If this is all, what a farce is the New Testament! With what propriety can the apostles point to Jesus as “the Lamb of God that taketh away the sin of he world”? Or say, “The blood of Jesus Christ cleanseth from all sin,” or “There is none other name whereby ye can be saved” If martyrdom and example were all, then the New Testament should have set forth the glory of martyrdom in general and not held up Jesus Christ as the only Savior from sin. If this view of Christ’s death be correct, then Christ is no more a Saviour than any other martyr, and we might as well read the lives of Bruno and Lincoln, and expect to be saved by their example. Then, too, the incarnation was needless; for any noble example of martyrdom would have served as well as that of Jesus. Thus modernism, boastful in its destructiveness, is absolutely puerile in its constructiveness.
Further, Professor Foster cannot too vigorously repudiated the Messianic idea of Jesus Christ, especially as related to atonement. He says: “The category of the heavenly Being or the Messiah, is not of the modern world. Our task is to substitute for the mythological vessel” (the human-divine Messiah) “the vessel of immanence,” (the Pantheistic conception of God in man) “and to preserve the eternal gospel in the forms of our time.” “With the change of the modern world view we can keep the myth of Messsianism only by moral insincerity.” “There are only two interests to be satisfied in our doctrine of the meaning of the death of Jesus: First can the modern man assent to it? And, second, can the religious man be satisfied with it?
What is this modern view of he world?
The immanence of God pressed tot he borders of Pantheism; the evolution of the universe by virtue of this immanent power; the supernatural resident in the natural; all men divine as being the product of immanent divine evolution; Jesus Christ divine in the same sense as other men, but the highest and best expression of immanent evolution.
Thus we get a Pantheistic God, an evolved universe, a natural supernatural, a human Christ, an exemplary atonement, a Bible which is the record of man’s growing religious concepts.

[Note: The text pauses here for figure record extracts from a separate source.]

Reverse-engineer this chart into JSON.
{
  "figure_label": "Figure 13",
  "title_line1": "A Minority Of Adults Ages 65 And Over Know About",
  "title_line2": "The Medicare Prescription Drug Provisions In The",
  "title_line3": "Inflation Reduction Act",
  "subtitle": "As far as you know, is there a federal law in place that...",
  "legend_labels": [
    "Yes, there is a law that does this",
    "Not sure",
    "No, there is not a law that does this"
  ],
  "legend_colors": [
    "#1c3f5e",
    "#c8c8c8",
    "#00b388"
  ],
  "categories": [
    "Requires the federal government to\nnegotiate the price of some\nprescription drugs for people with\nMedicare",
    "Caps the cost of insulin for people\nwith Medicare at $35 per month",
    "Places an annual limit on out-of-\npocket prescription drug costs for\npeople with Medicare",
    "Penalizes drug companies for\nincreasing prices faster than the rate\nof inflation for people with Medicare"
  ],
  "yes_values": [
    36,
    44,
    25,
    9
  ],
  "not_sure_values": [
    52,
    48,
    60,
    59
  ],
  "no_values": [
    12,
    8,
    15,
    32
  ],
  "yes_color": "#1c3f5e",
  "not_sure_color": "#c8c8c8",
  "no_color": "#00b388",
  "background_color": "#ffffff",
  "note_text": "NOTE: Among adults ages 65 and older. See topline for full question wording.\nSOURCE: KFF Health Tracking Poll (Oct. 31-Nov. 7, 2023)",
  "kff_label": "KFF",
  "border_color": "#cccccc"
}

Immanence in extreme is Pantheism; transcendence in extreme is Deism. Orthodoxy keeps to the middle of the road and holds both in proper balance. Modernism in some of its forms is essentially Pantheistic. It is the recrudescence of Spinoza, Kant, Schelling, Hegel, and Schleiermacher. Professor Foster is deeply read in this speculative philosophy, and it gives form to his dogmatics. “Evaluation” is a key word in Modernism. Everything must be evaluated, even Jesus Christ, with proper discounts or appreciation for the needs of the present day. Well, Modernism must be evaluated , too, and when it is, it will be found wanting. The modern man will have something to say even about Modernism.

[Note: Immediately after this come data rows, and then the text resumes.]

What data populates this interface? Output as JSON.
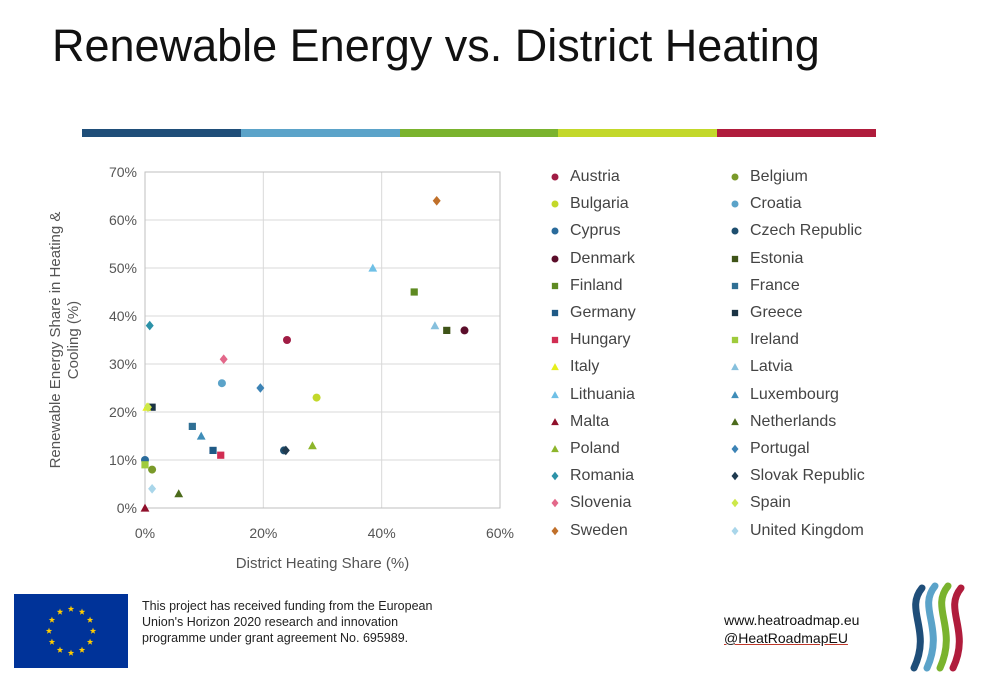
{
  "title": "Renewable Energy vs. District Heating",
  "color_bar": [
    "#1f4e79",
    "#5ba3c9",
    "#7ab32e",
    "#c3d82a",
    "#b01c3c"
  ],
  "chart_data": {
    "type": "scatter",
    "xlabel": "District Heating Share (%)",
    "ylabel": "Renewable Energy Share in Heating & Cooling (%)",
    "xlim": [
      0,
      60
    ],
    "ylim": [
      0,
      70
    ],
    "x_ticks": [
      "0%",
      "20%",
      "40%",
      "60%"
    ],
    "y_ticks": [
      "0%",
      "10%",
      "20%",
      "30%",
      "40%",
      "50%",
      "60%",
      "70%"
    ],
    "grid": true,
    "legend_position": "right",
    "series": [
      {
        "name": "Austria",
        "marker": "circle",
        "color": "#a01c44",
        "x": 24,
        "y": 35
      },
      {
        "name": "Belgium",
        "marker": "circle",
        "color": "#7a9a2a",
        "x": 1.2,
        "y": 8
      },
      {
        "name": "Bulgaria",
        "marker": "circle",
        "color": "#c3d82a",
        "x": 29,
        "y": 23
      },
      {
        "name": "Croatia",
        "marker": "circle",
        "color": "#5ba3c9",
        "x": 13,
        "y": 26
      },
      {
        "name": "Cyprus",
        "marker": "circle",
        "color": "#2a6b9b",
        "x": 0,
        "y": 10
      },
      {
        "name": "Czech Republic",
        "marker": "circle",
        "color": "#1e4f6f",
        "x": 23.5,
        "y": 12
      },
      {
        "name": "Denmark",
        "marker": "circle",
        "color": "#5b0d2a",
        "x": 54,
        "y": 37
      },
      {
        "name": "Estonia",
        "marker": "square",
        "color": "#3f5418",
        "x": 51,
        "y": 37
      },
      {
        "name": "Finland",
        "marker": "square",
        "color": "#5e8a22",
        "x": 45.5,
        "y": 45
      },
      {
        "name": "France",
        "marker": "square",
        "color": "#2f6f94",
        "x": 8,
        "y": 17
      },
      {
        "name": "Germany",
        "marker": "square",
        "color": "#1f5a86",
        "x": 11.5,
        "y": 12
      },
      {
        "name": "Greece",
        "marker": "square",
        "color": "#1a3344",
        "x": 1.2,
        "y": 21
      },
      {
        "name": "Hungary",
        "marker": "square",
        "color": "#d12d52",
        "x": 12.8,
        "y": 11
      },
      {
        "name": "Ireland",
        "marker": "square",
        "color": "#9fcb3c",
        "x": 0,
        "y": 9
      },
      {
        "name": "Italy",
        "marker": "triangle",
        "color": "#e6ef1c",
        "x": 0.3,
        "y": 21
      },
      {
        "name": "Latvia",
        "marker": "triangle",
        "color": "#86c0dd",
        "x": 49,
        "y": 38
      },
      {
        "name": "Lithuania",
        "marker": "triangle",
        "color": "#6fc0e6",
        "x": 38.5,
        "y": 50
      },
      {
        "name": "Luxembourg",
        "marker": "triangle",
        "color": "#3f8db8",
        "x": 9.5,
        "y": 15
      },
      {
        "name": "Malta",
        "marker": "triangle",
        "color": "#8f0f2a",
        "x": 0,
        "y": 0
      },
      {
        "name": "Netherlands",
        "marker": "triangle",
        "color": "#4c6b1c",
        "x": 5.7,
        "y": 3
      },
      {
        "name": "Poland",
        "marker": "triangle",
        "color": "#8db52b",
        "x": 28.3,
        "y": 13
      },
      {
        "name": "Portugal",
        "marker": "diamond",
        "color": "#3c83b5",
        "x": 19.5,
        "y": 25
      },
      {
        "name": "Romania",
        "marker": "diamond",
        "color": "#2c92a8",
        "x": 0.8,
        "y": 38
      },
      {
        "name": "Slovak Republic",
        "marker": "diamond",
        "color": "#1f3a4f",
        "x": 23.8,
        "y": 12
      },
      {
        "name": "Slovenia",
        "marker": "diamond",
        "color": "#e3688a",
        "x": 13.3,
        "y": 31
      },
      {
        "name": "Spain",
        "marker": "diamond",
        "color": "#cde84a",
        "x": 0.5,
        "y": 21
      },
      {
        "name": "Sweden",
        "marker": "diamond",
        "color": "#c0702a",
        "x": 49.3,
        "y": 64
      },
      {
        "name": "United Kingdom",
        "marker": "diamond",
        "color": "#a9d6ea",
        "x": 1.2,
        "y": 4
      }
    ]
  },
  "footer": {
    "funding_text": "This project has received funding from the European Union's Horizon 2020 research and innovation programme under grant agreement No. 695989.",
    "website": "www.heatroadmap.eu",
    "handle": "@HeatRoadmapEU"
  }
}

Will this modernism satisfy the modern man? We venture to say it will not. The modern man will be no more satisfied with the impalpable vagueness of this modernism than he is reputed to be satisfied with the subtleties of Scholasticism. This terrible modern man, who is ever demanding of he world to “get down to brass tacks,” has no affinity for a wlll-o’-the-wisp. Side from its utter irrelevancy to revealed truth, it fails to satisfy a logical and serious mind because so systemless, chaotic and intangible. The human heart and mind ever cry out for certainty, and will never consent to take a final stand on a quicksand without bottom. We turn from all this and say: “But we have a more sure word of prophecy to which ye do well to take heed as unto a lamp that shineth in a dark place.”

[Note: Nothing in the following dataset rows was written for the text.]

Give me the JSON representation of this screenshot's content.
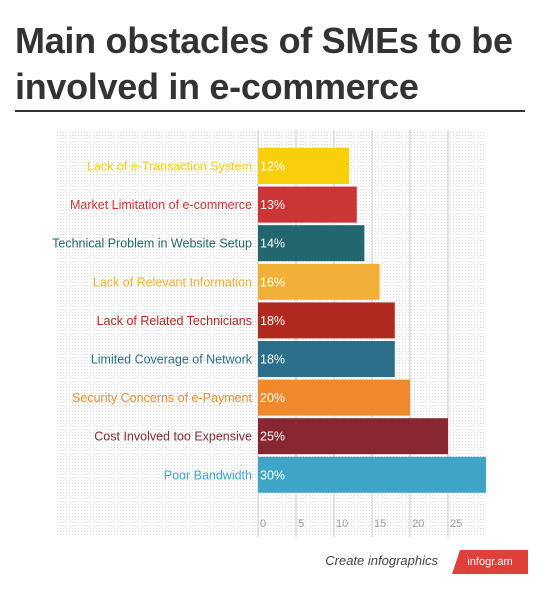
{
  "title": "Main obstacles of SMEs to be involved in e-commerce",
  "footer": {
    "text": "Create infographics",
    "badge": "infogr.am"
  },
  "chart_data": {
    "type": "bar",
    "orientation": "horizontal",
    "title": "",
    "xlabel": "",
    "ylabel": "",
    "grid": true,
    "xlim": [
      0,
      30
    ],
    "xticks": [
      0,
      5,
      10,
      15,
      20,
      25
    ],
    "categories": [
      "Lack of e-Transaction System",
      "Market Limitation of e-commerce",
      "Technical Problem in Website Setup",
      "Lack of Relevant Information",
      "Lack of Related Technicians",
      "Limited Coverage of Network",
      "Security Concerns of e-Payment",
      "Cost Involved too Expensive",
      "Poor Bandwidth"
    ],
    "values": [
      12,
      13,
      14,
      16,
      18,
      18,
      20,
      25,
      30
    ],
    "value_labels": [
      "12%",
      "13%",
      "14%",
      "16%",
      "18%",
      "18%",
      "20%",
      "25%",
      "30%"
    ],
    "colors": [
      "#f8cf0a",
      "#cc3536",
      "#22666e",
      "#f2b038",
      "#b1291f",
      "#2b6f8c",
      "#ee8a2c",
      "#862731",
      "#3fa5c7"
    ]
  }
}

One naturally wonders why Professor Macintosh gave this book to the public. If it was the exhibit the extreme radicalism of Modernism, he has admirably succeeded. If it was to stamp that Modernism with the imprimatur of the chair which he holds, he at least succeeded in giving a rather black eye to the theology of the great New England university.
In closing, we may say that Spinoza accounts of Schleiermacher, and Schleiermacher accounts for Professor Foster, and Professor Foster accounts for a considerable lot of current Modernism.